Er, in seiner Blindheit, tat mir leid.
Doch kann ich prahlen: Ich seh´ ?
Mag sein, dass mich ein Geist bedauert,
Der nahe bei mir geht.
(Harry Kemp)
 

Uns wurde oft gesagt, dass Liebe das Band sei, das die Welt zusammenhält.
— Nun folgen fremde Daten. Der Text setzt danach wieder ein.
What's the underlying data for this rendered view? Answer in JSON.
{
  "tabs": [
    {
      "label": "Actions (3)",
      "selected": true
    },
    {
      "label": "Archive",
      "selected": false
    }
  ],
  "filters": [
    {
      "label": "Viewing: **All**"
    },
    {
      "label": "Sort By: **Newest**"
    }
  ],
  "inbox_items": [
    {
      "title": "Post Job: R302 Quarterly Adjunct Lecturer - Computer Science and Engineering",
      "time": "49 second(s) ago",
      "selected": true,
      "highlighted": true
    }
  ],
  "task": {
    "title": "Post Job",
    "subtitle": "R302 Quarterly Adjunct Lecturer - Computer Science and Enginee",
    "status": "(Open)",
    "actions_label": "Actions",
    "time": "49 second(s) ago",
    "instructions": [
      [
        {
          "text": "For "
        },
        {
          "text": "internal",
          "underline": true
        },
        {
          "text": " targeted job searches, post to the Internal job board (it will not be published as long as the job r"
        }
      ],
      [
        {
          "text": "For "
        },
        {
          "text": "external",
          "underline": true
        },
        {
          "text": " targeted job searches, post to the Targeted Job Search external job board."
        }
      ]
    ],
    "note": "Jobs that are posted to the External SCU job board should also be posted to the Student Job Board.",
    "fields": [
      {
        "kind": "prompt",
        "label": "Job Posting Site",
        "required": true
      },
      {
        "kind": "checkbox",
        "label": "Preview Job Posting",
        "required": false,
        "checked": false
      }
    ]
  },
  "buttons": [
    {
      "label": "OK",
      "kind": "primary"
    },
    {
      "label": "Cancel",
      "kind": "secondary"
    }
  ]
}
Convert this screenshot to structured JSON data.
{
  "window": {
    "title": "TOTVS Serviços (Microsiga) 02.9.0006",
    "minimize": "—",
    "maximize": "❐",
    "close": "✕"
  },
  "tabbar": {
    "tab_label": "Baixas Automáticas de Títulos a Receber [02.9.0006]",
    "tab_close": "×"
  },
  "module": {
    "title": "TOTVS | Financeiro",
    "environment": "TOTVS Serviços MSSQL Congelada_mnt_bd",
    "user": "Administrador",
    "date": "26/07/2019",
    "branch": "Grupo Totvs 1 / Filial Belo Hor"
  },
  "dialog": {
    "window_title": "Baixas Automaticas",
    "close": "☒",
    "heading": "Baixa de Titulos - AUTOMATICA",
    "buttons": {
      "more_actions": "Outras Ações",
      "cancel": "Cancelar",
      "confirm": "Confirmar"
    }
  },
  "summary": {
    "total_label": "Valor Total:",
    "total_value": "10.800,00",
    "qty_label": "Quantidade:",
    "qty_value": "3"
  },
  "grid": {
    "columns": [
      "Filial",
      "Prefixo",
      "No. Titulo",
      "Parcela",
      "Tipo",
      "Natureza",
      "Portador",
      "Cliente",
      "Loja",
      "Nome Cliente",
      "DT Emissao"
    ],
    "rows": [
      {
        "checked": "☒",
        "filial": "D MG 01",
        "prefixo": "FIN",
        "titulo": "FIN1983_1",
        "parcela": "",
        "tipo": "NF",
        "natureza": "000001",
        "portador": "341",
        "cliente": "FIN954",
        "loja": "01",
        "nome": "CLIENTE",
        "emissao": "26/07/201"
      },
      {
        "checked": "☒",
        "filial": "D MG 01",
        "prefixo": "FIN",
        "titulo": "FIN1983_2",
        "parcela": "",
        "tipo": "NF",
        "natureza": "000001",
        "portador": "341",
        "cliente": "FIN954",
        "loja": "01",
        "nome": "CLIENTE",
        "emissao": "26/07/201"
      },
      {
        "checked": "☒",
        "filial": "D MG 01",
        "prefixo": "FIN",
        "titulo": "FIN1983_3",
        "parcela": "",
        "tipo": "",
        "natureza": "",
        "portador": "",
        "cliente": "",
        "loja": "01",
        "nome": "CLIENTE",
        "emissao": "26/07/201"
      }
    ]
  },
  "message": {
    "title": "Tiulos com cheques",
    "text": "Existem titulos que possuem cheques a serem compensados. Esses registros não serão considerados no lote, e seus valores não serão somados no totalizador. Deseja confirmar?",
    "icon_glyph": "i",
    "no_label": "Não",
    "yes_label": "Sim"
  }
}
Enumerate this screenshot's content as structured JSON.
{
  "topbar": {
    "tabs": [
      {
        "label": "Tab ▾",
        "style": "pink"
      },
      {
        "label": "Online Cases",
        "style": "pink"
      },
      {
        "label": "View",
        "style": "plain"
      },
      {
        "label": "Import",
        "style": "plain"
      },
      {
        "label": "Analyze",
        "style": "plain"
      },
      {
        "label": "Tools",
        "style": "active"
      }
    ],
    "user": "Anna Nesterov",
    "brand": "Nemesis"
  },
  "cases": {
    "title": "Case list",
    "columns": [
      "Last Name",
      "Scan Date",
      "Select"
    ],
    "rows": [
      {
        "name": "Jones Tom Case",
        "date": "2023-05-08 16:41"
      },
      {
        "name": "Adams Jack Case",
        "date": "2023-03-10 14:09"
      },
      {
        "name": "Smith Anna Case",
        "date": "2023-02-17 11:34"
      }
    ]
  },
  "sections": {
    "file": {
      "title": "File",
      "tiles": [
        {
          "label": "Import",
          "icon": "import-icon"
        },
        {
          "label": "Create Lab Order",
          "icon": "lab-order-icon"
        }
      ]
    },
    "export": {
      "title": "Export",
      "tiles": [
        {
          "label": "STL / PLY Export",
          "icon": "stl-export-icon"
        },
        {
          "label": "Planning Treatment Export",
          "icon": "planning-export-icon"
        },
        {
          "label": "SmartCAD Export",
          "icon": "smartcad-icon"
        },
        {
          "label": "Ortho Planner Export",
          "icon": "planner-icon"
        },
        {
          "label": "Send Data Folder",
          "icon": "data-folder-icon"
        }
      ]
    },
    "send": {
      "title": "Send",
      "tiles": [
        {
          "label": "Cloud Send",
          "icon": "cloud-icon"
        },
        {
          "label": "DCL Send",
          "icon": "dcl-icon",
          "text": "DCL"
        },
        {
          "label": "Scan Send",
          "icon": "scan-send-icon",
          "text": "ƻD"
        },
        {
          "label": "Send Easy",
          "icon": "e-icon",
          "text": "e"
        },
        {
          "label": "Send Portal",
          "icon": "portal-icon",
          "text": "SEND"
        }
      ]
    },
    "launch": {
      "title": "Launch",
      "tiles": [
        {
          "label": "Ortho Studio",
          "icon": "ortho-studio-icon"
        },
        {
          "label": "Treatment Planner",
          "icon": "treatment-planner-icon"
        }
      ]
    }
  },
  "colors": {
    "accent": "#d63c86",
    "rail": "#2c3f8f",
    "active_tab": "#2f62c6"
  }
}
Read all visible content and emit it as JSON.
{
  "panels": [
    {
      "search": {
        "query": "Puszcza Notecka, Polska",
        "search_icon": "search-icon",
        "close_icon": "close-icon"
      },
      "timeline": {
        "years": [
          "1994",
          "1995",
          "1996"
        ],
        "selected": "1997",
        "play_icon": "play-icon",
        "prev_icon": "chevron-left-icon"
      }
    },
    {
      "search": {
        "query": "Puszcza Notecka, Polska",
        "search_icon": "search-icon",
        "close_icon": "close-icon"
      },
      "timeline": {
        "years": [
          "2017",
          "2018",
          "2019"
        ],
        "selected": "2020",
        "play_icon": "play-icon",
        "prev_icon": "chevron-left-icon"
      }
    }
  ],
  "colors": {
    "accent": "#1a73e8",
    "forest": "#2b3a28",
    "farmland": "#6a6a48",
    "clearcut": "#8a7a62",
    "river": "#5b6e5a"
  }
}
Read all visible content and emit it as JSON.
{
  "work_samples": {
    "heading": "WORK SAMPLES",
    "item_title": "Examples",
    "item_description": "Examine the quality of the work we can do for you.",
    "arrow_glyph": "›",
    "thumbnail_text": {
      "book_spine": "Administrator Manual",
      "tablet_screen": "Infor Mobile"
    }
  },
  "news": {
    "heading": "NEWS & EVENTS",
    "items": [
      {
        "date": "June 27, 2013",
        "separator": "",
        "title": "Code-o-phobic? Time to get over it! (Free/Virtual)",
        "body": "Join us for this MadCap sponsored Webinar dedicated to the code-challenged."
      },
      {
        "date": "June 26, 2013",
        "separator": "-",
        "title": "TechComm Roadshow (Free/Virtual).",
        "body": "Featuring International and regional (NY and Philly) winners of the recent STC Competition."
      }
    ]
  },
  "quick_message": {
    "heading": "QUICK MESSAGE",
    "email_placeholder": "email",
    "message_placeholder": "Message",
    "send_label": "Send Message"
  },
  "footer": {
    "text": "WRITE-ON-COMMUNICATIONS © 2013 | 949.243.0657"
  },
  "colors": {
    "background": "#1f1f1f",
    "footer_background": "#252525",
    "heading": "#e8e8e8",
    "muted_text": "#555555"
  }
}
Auf die eine oder andere Weise streben wir alle nach Liebe – so schnell wir nur können, und mit so viel Einfallsreichtum, wie wir nur haben. Aber was Liebe wirklich ist, lässt sich kaum fassen. 

Menschen mit einer schwierigen Kindheit greifen oft nach der falschen „Liebesmedizin“. Wir sind gewöhnlich stark von der Vorstellung angezogen, dass man uns nur dann, wenn wir gebraucht werden, auch akzeptiert. Wenn es auf dieses Gebrauchtwerden ankommt, so folgern wir, dann müssen wir uns vor allem mit solchen Menschen umgeben, die jenes Bedürfnis nach uns haben. Dadurch neigen wir dazu, tief in Beziehungen verwickelt zu werden mit Menschen, die wir bemitleiden; ihre Nöte sind so groß. 

Liebe und Mitleid sind nicht dasselbe. Unsere Liebesmedizin kommt nicht von verzweifelten Menschen, die nach jedem Strohhalm greifen, den sie irgendwie erreichen können. 

Ich lerne jetzt, den Unterschied zwischen Liebe und Mitleid zu erkennen. Ich bin nicht der Lebensretter des Menschen, den ich liebe.